Caffeine in the morning is a double-edged sword for those who are prone to anxiety and panic attacks. And while it's definitely true that caffeine helps us wake up and tackle the day head-on, knowing how it actually does that can make you question reaching for it first thing in the morning. Caffeine contains components that signal our pituitary gland that it needs to induce the production of more cortisol, which is the hormone that's responsible for waking us up in the morning…and which is also the stress hormone. By tricking your body into a stressful state, you are quite literally placing yourself in a fight or flight mode. This will increase anxiety throughout the day, which will make it impossible to indulge in a healthy, stress-free lifestyle.
Rachel explains that she replaced her morning coffee with a savory breakfast that supports mental well-being and hormonal balance and indulges in a cup of matcha, a type of green tea known for its calming properties, later in the day.
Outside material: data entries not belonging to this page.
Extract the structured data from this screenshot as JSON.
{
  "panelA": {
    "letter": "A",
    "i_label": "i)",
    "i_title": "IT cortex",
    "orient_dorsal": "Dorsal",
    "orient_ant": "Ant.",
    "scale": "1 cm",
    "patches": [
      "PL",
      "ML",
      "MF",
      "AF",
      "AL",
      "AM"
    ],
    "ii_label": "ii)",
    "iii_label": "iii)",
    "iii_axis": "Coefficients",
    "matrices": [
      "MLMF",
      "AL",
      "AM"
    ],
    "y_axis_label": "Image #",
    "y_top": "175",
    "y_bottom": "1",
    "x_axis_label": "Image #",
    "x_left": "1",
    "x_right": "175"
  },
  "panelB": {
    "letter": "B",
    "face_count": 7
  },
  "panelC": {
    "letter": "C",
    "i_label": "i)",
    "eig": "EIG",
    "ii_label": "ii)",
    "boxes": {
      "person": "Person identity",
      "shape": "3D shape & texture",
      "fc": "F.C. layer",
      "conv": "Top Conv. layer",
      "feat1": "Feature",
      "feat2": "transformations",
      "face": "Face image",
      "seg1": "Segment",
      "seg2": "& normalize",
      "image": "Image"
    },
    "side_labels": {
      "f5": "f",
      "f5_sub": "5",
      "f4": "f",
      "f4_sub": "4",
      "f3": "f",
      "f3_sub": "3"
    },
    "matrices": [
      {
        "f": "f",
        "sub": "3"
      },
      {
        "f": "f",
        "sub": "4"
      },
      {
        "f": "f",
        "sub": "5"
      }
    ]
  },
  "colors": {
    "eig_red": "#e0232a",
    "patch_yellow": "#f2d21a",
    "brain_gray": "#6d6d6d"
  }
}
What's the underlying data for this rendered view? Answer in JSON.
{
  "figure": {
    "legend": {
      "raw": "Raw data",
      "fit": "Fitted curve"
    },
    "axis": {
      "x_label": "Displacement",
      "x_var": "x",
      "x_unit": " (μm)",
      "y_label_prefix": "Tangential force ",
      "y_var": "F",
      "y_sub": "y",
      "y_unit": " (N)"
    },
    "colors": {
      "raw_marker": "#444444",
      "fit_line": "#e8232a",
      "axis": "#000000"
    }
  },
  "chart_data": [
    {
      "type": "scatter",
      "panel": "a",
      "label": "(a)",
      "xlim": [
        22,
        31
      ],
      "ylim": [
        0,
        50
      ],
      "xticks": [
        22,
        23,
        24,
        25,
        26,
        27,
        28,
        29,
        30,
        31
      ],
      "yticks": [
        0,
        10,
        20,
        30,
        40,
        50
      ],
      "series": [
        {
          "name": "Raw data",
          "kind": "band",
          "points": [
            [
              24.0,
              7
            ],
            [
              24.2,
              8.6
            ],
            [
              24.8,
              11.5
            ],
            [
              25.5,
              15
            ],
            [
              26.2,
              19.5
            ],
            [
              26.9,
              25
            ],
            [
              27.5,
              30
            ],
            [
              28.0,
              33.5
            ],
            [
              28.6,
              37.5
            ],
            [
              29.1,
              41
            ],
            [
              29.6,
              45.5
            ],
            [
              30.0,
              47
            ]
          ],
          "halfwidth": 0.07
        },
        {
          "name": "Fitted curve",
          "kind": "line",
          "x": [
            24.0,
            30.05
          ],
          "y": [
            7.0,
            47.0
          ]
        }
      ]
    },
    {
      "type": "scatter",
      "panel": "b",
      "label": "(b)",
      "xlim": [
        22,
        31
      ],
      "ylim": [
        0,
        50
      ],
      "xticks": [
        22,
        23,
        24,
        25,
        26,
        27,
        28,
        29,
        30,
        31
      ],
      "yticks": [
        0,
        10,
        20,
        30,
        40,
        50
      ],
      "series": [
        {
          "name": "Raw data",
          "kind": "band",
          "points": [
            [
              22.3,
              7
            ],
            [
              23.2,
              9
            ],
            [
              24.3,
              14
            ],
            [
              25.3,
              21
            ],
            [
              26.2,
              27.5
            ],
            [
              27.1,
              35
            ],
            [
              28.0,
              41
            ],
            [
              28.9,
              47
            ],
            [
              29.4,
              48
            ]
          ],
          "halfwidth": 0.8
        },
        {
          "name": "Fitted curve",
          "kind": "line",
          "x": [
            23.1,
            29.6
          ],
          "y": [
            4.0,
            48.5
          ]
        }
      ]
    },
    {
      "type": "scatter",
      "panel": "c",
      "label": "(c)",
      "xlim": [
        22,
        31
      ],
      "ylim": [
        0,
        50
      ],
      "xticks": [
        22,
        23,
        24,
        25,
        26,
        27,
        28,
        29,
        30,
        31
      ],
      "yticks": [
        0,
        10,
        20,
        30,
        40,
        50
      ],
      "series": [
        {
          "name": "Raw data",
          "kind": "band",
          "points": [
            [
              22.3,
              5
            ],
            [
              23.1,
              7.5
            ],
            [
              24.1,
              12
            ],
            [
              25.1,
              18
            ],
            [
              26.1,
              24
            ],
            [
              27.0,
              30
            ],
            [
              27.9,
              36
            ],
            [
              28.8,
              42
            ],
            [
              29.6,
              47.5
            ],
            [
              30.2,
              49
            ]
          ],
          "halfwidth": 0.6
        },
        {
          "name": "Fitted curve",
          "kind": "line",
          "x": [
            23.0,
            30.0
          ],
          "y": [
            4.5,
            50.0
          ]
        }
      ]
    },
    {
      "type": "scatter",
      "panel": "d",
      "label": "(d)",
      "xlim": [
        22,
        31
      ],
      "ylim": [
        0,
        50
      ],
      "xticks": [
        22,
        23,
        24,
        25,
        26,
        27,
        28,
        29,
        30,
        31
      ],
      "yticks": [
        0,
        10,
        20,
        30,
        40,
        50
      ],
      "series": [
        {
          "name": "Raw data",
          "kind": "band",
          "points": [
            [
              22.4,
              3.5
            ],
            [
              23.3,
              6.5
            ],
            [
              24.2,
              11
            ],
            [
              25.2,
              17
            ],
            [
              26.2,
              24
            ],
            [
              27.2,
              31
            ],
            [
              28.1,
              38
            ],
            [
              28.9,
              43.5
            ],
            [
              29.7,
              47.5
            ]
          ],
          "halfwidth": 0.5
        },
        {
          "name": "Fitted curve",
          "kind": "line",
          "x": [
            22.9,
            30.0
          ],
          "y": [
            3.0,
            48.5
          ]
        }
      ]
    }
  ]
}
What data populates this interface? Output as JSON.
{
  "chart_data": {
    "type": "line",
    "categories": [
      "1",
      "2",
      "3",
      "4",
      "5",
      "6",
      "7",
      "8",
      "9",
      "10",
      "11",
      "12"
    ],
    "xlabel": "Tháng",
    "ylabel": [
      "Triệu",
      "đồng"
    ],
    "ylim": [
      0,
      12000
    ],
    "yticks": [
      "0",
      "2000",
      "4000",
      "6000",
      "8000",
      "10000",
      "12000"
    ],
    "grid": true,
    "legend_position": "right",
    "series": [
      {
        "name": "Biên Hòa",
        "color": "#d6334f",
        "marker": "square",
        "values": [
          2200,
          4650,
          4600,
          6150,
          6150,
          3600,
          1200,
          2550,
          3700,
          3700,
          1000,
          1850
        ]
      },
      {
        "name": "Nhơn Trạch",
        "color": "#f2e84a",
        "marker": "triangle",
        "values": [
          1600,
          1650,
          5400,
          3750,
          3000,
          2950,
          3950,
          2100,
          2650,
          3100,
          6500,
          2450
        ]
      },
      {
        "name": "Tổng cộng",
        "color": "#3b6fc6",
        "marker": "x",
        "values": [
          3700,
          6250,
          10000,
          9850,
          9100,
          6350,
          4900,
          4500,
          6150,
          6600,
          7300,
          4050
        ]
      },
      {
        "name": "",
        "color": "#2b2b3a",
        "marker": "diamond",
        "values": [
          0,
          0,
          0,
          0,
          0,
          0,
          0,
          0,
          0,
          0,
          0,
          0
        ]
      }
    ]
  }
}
This not only acted softer on her body but also made her realize that it's okay to slow down and start your morning in a way that will set you up for success and productivity rather than glorify stress and anxiety as a byproduct of a busy life.
While none of these tips seem like they are particularly groundbreaking news, with many of us brought up in the girlboss era, realizing that slowing down, not hustling more, can lead us to more success is worth a reminder.
Living a softer life may sound like just another trend on social media, but it's actually a mindset that emphasizes true self-care, setting healthy boundaries, and pursuing what genuinely makes you happy rather than chasing external validation and societal expectations. It’s about finding balance and creating habits that respect our health and our hormones. You could even say it’s another approach to embracing your feminine energy. After all, taking appropriate care of ourselves should never be considered selfish or a sign of weakness but rather a necessary step toward leading a happy and fulfilling life.